DAYTON - Volunteers from the Chief Cliff Volunteer Fire Department are beginning to reflect on the events of last week while battling the Elmo Fire.
“It's our homes our houses our livelihoods, and stuff like that. So, it was it's really been intense like an adrenaline high for this whole week. Just trying to get everything done and protect everything and everybody and our neighbor's place and your place. And then your neighbor's place and your place,” said Chief Cliff Volunteer Fire Department Assistant Chief Ben Adams.
The volunteers were some of the first people on scene the day the Elmo Fire started, right in their backyards.
“It's scary. It's really scary. You know, it's never gonna happen in your backyard. You know, it's never gonna happen right here. It's never gonna happen to your neighbors. But here, it did,” said Adams.
When Adams arrived at the fire, just a few minutes after it had started, it had already blown up. The flame lengths were already reaching 15 to 20 feet and the wind had picked up.
“You want to do something but it's like it's to the point where you can just basically just watch it, you know, and it's just really humbling. And you know, it's hot. I mean, low visibility, lots of smoke. It's, the smoke, it's choking,” said Adams.

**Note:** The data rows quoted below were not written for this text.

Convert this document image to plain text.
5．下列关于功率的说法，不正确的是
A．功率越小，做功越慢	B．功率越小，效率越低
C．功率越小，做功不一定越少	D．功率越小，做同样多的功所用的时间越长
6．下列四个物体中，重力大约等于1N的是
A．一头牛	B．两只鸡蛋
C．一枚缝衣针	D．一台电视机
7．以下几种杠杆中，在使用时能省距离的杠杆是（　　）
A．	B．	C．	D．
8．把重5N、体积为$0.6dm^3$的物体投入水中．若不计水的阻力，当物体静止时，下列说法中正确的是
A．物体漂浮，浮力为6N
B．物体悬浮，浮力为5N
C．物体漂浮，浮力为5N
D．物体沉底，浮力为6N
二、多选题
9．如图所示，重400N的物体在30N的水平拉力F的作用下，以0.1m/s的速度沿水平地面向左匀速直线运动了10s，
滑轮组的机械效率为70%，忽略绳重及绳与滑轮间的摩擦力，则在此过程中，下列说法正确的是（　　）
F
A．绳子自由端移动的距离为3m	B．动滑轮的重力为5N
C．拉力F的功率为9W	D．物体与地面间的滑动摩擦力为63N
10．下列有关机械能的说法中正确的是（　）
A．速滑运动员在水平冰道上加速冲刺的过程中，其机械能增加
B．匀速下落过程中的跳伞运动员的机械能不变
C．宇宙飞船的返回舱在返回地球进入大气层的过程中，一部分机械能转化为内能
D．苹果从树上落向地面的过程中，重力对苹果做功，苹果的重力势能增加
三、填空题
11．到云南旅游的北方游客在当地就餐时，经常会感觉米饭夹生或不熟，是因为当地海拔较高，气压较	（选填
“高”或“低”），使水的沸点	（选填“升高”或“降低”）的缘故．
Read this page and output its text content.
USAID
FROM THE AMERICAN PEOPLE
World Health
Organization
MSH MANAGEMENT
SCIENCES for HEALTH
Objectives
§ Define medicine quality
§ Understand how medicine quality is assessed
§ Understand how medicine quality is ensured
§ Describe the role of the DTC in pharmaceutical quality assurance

With the fire being in their community, the volunteers were able to use the knowledge of the weather and the landscape to their advantage. The firefighters had to evacuate their neighbors and friends, not knowing what would happen to their homes.
“You know, I was really close to home. I mean it threatened my home, my family's ranch, stuff like that, my neighbor's houses. I mean, there's a whole bunch of us in the department it was right in our back door coming across here. So, it's it's been a pretty emotional week and stuff like that because it was right in our backyard or in in our homes and stuff like that, you know? And we all lost a little something over it,” said Adams.
Containing this fire took collaboration from a lot of local departments and the aerial crew. The volunteers are tired from the nonstop events of the past week. Many of them have not seen their kids and families and have property damage of their own to worry about.
“Most of us haven't got a lot of sleep since this thing started so everybody started to come down, relax. We got our trucks in today and washed everything and kind of got together and had a meal here all together, kind of came together and started talking and kind of recovering,” said Adams.
Now, the volunteers must get back to their jobs and begin restoring what was lost.
“Get back to getting our lives put back together and it's going to take a little while,” said Adams.
The firefighters would like to thank everyone who donated and cooked meals to help get them through this battle. The departments used a huge portion of their funds and would appreciate any cash donations.